INDOPOSCO.ID – Terdapat kesenjangan besar dalam penyerapan tenaga kerja internasional. Berdasarkan data SIP2MI per 15 April 2026, dari 327.658 peluang kerja yang tersedia, baru 69.187 posisi atau sekitar 21,12 persen yang berhasil terisi.
Hal itu disampaikan Mukhtarudin usai penandatanganan Memorandum of Understanding (MoU) dengan sejumlah mitra strategis, mulai dari Badan Nasional Sertifikasi Profesi (BNSP), Yayasan MATAULI, hingga delapan universitas ternama di Indonesia, Kamis (16/4/2026).
“Masih terdapat 258.471 peluang kerja atau sekitar 78,88 persen yang terbuka lebar,” ungkap Mukhtarudin di Jakarta, Kamis (16/4/2026).

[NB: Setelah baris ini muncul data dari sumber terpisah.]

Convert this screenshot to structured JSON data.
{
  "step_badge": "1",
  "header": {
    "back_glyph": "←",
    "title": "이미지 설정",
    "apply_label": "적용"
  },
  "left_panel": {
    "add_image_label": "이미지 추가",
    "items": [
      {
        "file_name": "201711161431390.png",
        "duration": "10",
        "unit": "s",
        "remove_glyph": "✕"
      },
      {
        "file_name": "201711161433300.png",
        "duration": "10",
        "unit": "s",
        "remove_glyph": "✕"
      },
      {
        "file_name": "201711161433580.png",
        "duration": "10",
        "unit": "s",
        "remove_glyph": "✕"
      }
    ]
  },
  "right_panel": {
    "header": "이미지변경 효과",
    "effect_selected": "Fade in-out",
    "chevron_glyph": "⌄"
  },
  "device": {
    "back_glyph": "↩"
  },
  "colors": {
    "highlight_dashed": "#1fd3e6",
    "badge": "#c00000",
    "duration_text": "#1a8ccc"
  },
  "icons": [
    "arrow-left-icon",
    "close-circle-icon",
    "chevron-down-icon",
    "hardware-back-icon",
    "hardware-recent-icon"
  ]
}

Oleh karena itu, ia menyerukan sinergi lintas sektor dalam membekali calon pekerja migran dengan kompetensi yang memadai agar besarnya peluang pasar global tidak tersia-siakan dan tetap berada dalam koridor hukum.
“Ini adalah tanggung jawab kita bersama untuk menyiapkan SDM yang kompeten agar peluang ini tidak terbuang sia-sia dan diisi melalui jalur yang legal serta aman,” ucap Mukhtarudin.
Sesuai dengan mandat Presiden Prabowo Subianto, Kementerian P2MI kini memfokuskan kinerjanya pada pembangunan ekosistem perlindungan yang terintegrasi secara menyeluruh dari hulu hingga hilir.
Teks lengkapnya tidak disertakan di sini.